Luxemburgs Premierminister Juncker ist unzufrieden mit dem Ergebnis des Europäischen Verfassungskonvents


Der luxemburgische Premierminister Jean-Claude Juncker hat heftige Kritik an dem Ergebnis des Europäischen Verfassungskonvents geübt. In einem Gespräch mit dem Nachrichten-Magazin DER SPIEGEL bemängelte er "erhebliche Defizite", auch wenn der Text "bei einigen für kleinere Staaten wichtigen Punkten in die richtige Richtung" tendiere. Er habe "noch nie eine derartige Untransparenz" erlebt, sagte Juncker.

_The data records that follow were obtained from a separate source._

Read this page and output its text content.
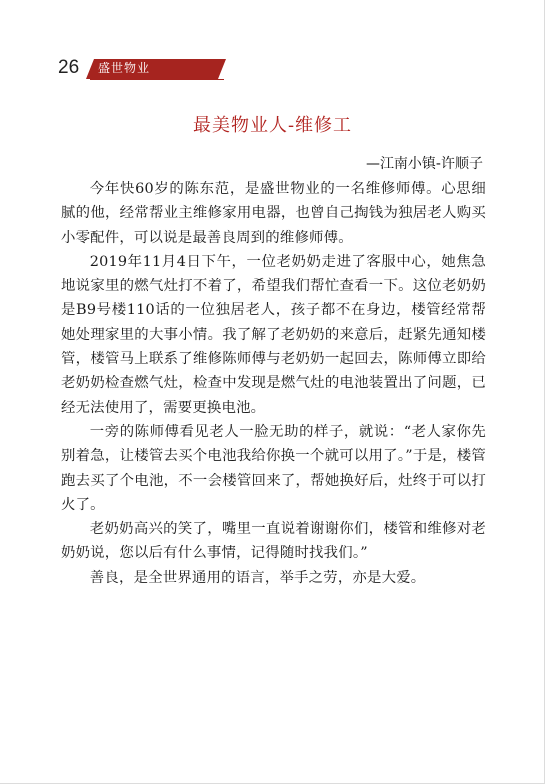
26 盛世物业
最美物业人-维修工
—江南小镇-许顺子

今年快60岁的陈东范，是盛世物业的一名维修师傅。心思细腻的他，经常帮业主维修家用电器，也曾自己掏钱为独居老人购买小零配件，可以说是最善良周到的维修师傅。

2019年11月4日下午，一位老奶奶走进了客服中心，她焦急地说家里的燃气灶打不着了，希望我们帮忙查看一下。这位老奶奶是B9号楼110话的一位独居老人，孩子都不在身边，楼管经常帮她处理家里的大事小情。我了解了老奶奶的来意后，赶紧先通知楼管，楼管马上联系了维修陈师傅与老奶奶一起回去，陈师傅立即给老奶奶检查燃气灶，检查中发现是燃气灶的电池装置出了问题，已经无法使用了，需要更换电池。

一旁的陈师傅看见老人一脸无助的样子，就说：“老人家你先别着急，让楼管去买个电池我给你换一个就可以用了。”于是，楼管跑去买了个电池，不一会楼管回来了，帮她换好后，灶终于可以打火了。

老奶奶高兴的笑了，嘴里一直说着谢谢你们，楼管和维修对老奶奶说，您以后有什么事情，记得随时找我们。”

善良，是全世界通用的语言，举手之劳，亦是大爱。
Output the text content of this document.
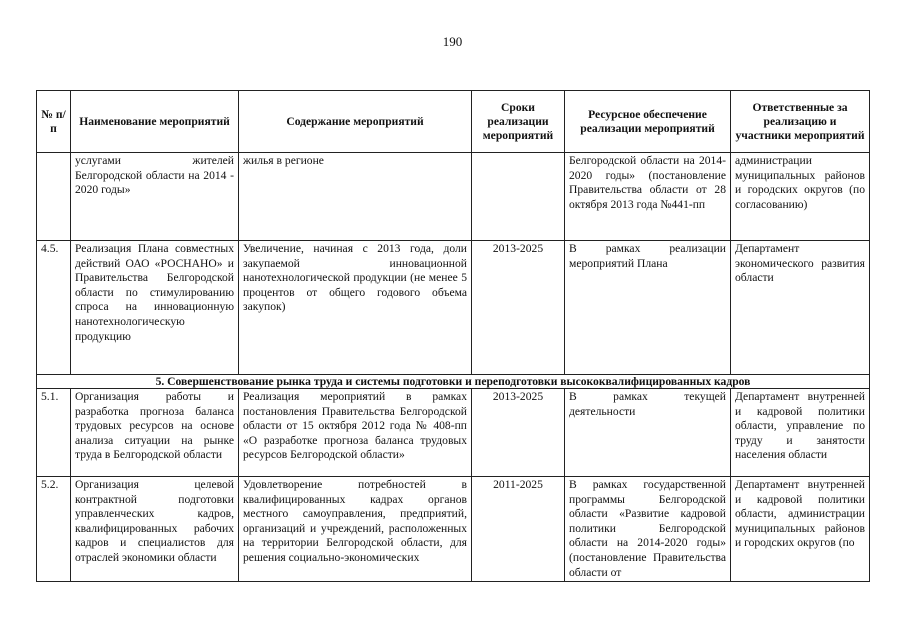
190
№ п/п	Наименование мероприятий	Содержание мероприятий	Сроки реализации мероприятий	Ресурсное обеспечение реализации мероприятий	Ответственные за реализацию и участники мероприятий
	услугами жителей Белгородской области на 2014 - 2020 годы»	жилья в регионе		Белгородской области на 2014-2020 годы» (постановление Правительства области от 28 октября 2013 года №441-пп	администрации муниципальных районов и городских округов (по согласованию)
4.5.	Реализация Плана совместных действий ОАО «РОСНАНО» и Правительства Белгородской области по стимулированию спроса на инновационную нанотехнологическую продукцию	Увеличение, начиная с 2013 года, доли закупаемой инновационной нанотехнологической продукции (не менее 5 процентов от общего годового объема закупок)	2013-2025	В рамках реализации мероприятий Плана	Департамент экономического развития области
5. Совершенствование рынка труда и системы подготовки и переподготовки высококвалифицированных кадров					
5.1.	Организация работы и разработка прогноза баланса трудовых ресурсов на основе анализа ситуации на рынке труда в Белгородской области	Реализация мероприятий в рамках постановления Правительства Белгородской области от 15 октября 2012 года № 408-пп «О разработке прогноза баланса трудовых ресурсов Белгородской области»	2013-2025	В рамках текущей деятельности	Департамент внутренней и кадровой политики области, управление по труду и занятости населения области
5.2.	Организация целевой контрактной подготовки управленческих кадров, квалифицированных рабочих кадров и специалистов для отраслей экономики области	Удовлетворение потребностей в квалифицированных кадрах органов местного самоуправления, предприятий, организаций и учреждений, расположенных на территории Белгородской области, для решения социально-экономических	2011-2025	В рамках государственной программы Белгородской области «Развитие кадровой политики Белгородской области на 2014-2020 годы» (постановление Правительства области от	Департамент внутренней и кадровой политики области, администрации муниципальных районов и городских округов (по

Der Konvent sei "angekündigt worden als die große Demokratie-Show", aber er habe "noch keine dunklere Dunkelkammer gesehen". Juncker äußerte sich "tief enttäuscht" über die Arbeitsweise des Konvents. Der bisher vorliegende Konventstext stifte große Verwirrung, kritisierte der luxemburgische Premier, der als möglicher Kandidat für EU-Spitzenämter gilt. Die Bürger Europas hätten doch das "Recht, bei Vertragsunterschrift zu wissen, wer ab wann in Europa in welcher Form für was zuständig" sei, sagte Juncker. Aber "nur Insider" könnten dies "aus den vorliegenden Paragrafen herauslesen". Scharf griff Juncker den französischen Konventspräsidenten Valéry Giscard d'Estaing an, der die von ihm selbst bemängelten "Fehler" des Vertrags von Nizza, nämlich "die Schlacht" zwischen den großen und kleinen EU-Staaten zu organisieren, "reproduziert" habe. Giscard dürfe sich daher "nicht für seine große Staatskunst feiern lassen".